Trust-Based Collaborative Filtering: Tackling the Cold Start Problem Using Regular Equivalence
This work addresses the cold-start problem for recommender systems, offering an incremental improvement by incorporating network science measures into trust-based filtering.
The paper tackles the cold-start problem in user-based collaborative filtering by using regular equivalence on trust networks to generate a similarity matrix for neighbor selection, and it reports outperforming related methods in recommendation accuracy on the Epinions dataset.

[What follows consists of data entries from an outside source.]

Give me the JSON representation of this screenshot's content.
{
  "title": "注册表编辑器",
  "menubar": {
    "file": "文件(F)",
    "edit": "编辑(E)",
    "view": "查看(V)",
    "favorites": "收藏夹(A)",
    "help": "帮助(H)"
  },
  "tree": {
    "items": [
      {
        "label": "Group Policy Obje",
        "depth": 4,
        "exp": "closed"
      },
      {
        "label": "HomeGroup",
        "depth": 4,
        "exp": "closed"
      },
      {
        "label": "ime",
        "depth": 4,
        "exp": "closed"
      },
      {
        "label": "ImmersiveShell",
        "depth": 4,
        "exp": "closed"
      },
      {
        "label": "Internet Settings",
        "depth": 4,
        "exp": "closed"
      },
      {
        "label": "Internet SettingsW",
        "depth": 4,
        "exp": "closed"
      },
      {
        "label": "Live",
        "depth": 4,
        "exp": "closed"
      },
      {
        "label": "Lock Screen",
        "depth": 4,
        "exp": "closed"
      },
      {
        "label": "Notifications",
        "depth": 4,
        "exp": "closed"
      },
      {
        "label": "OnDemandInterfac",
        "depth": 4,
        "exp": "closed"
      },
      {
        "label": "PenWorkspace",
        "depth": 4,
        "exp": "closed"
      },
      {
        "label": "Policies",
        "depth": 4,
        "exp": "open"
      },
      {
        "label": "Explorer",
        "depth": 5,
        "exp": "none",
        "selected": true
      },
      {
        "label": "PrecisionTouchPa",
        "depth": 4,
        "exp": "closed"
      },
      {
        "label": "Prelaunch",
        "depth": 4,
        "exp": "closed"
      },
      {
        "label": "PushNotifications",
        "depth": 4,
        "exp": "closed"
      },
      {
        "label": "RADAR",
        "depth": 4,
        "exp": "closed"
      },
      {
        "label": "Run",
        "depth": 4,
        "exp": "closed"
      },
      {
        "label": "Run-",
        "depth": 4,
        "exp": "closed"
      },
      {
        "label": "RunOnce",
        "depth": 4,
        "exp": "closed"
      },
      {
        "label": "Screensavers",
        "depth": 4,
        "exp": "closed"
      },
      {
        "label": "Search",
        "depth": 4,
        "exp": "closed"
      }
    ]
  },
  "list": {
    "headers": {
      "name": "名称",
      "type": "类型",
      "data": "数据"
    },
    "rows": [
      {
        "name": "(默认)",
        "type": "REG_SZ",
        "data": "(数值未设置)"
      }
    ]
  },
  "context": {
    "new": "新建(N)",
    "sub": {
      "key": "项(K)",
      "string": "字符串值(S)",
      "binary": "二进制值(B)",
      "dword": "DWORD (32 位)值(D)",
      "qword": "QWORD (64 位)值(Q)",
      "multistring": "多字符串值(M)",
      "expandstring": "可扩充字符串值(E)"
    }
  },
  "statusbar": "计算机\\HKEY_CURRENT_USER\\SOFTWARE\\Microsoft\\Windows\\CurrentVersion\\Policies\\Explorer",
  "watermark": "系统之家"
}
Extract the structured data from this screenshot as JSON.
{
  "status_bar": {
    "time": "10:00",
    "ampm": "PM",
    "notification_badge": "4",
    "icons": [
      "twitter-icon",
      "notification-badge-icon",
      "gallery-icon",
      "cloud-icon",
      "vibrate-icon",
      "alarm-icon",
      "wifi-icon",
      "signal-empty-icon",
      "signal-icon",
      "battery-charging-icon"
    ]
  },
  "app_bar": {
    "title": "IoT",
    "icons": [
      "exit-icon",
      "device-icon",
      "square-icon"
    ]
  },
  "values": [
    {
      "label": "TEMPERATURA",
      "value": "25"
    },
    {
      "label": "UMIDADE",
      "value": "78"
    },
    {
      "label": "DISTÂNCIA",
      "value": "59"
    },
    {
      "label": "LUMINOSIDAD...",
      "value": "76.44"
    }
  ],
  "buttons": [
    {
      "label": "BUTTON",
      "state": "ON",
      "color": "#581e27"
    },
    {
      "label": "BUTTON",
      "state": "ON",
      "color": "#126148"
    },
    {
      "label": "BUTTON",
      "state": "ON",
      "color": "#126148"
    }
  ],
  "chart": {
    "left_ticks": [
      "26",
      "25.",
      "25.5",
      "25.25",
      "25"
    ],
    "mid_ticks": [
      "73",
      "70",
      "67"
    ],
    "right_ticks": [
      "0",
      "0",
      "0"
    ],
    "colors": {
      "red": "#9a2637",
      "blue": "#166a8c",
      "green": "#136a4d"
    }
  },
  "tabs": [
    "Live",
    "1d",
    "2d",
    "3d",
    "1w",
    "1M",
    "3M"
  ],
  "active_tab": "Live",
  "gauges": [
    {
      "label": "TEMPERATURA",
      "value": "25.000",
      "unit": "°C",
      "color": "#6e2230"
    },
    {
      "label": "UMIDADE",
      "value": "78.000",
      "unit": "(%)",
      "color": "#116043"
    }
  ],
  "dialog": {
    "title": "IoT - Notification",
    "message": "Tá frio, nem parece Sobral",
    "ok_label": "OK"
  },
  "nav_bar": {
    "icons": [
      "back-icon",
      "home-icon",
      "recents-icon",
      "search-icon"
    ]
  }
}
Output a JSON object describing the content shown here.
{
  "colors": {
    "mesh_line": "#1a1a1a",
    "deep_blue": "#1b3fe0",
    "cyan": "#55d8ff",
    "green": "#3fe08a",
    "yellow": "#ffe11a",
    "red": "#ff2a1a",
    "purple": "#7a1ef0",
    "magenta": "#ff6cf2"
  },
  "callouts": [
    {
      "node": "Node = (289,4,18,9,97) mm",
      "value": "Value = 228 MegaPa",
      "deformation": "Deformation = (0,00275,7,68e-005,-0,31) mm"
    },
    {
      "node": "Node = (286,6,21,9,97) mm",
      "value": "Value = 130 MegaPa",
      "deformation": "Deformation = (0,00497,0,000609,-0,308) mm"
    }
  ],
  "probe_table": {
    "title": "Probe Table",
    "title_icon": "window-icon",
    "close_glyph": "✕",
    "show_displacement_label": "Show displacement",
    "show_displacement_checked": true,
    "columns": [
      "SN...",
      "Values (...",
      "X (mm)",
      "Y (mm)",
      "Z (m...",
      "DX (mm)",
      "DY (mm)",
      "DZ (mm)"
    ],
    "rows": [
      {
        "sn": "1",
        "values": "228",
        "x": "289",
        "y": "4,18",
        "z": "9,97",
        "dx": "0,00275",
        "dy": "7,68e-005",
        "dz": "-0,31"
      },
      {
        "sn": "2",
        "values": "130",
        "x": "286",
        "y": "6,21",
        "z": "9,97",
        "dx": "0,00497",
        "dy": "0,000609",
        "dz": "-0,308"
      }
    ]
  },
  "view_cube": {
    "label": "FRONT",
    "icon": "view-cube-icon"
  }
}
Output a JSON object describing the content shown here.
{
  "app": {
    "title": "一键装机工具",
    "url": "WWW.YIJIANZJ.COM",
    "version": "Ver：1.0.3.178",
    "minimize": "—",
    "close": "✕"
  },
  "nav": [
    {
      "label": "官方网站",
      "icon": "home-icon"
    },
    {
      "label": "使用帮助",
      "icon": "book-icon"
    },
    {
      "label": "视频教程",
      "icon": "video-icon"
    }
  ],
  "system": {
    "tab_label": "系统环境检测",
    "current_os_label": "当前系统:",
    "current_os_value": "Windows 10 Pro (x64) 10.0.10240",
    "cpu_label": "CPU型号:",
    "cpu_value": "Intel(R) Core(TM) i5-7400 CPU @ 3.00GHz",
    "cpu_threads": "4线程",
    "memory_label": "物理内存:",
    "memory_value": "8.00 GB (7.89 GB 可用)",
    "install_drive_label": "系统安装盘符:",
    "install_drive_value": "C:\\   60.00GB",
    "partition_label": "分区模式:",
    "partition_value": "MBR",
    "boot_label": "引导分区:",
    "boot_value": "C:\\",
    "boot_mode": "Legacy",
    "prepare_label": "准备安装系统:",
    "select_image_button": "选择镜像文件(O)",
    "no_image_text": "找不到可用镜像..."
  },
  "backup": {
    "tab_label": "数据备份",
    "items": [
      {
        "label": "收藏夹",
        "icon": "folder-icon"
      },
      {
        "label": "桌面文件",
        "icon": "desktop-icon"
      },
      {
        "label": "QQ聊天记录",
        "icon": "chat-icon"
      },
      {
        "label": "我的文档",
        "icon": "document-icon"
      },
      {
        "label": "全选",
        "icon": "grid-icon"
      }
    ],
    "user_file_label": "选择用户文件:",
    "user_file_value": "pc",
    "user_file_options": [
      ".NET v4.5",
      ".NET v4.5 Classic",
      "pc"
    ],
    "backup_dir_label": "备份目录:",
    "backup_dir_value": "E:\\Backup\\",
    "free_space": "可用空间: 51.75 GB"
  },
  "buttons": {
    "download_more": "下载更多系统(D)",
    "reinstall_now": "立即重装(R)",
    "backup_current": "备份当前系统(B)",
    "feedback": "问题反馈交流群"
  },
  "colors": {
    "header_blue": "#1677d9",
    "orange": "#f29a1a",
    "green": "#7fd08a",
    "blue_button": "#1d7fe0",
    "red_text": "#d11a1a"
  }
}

User-based Collaborative Filtering (CF) is one of the most popular approaches to create recommender systems. This approach is based on finding the most relevant k users from whose rating history we can extract items to recommend. CF, however, suffers from data sparsity and the cold-start problem since users often rate only a small fraction of available items. One solution is to incorporate additional information into the recommendation process such as explicit trust scores that are assigned by users to others or implicit trust relationships that result from social connections between users. Such relationships typically form a very sparse trust network, which can be utilized to generate recommendations for users based on people they trust. In our work, we explore the use of a measure from network science, i.e. regular equivalence, applied to a trust network to generate a similarity matrix that is used to select the k-nearest neighbors for recommending items. We evaluate our approach on Epinions and we find that we can outperform related methods for tackling cold-start users in terms of recommendation accuracy.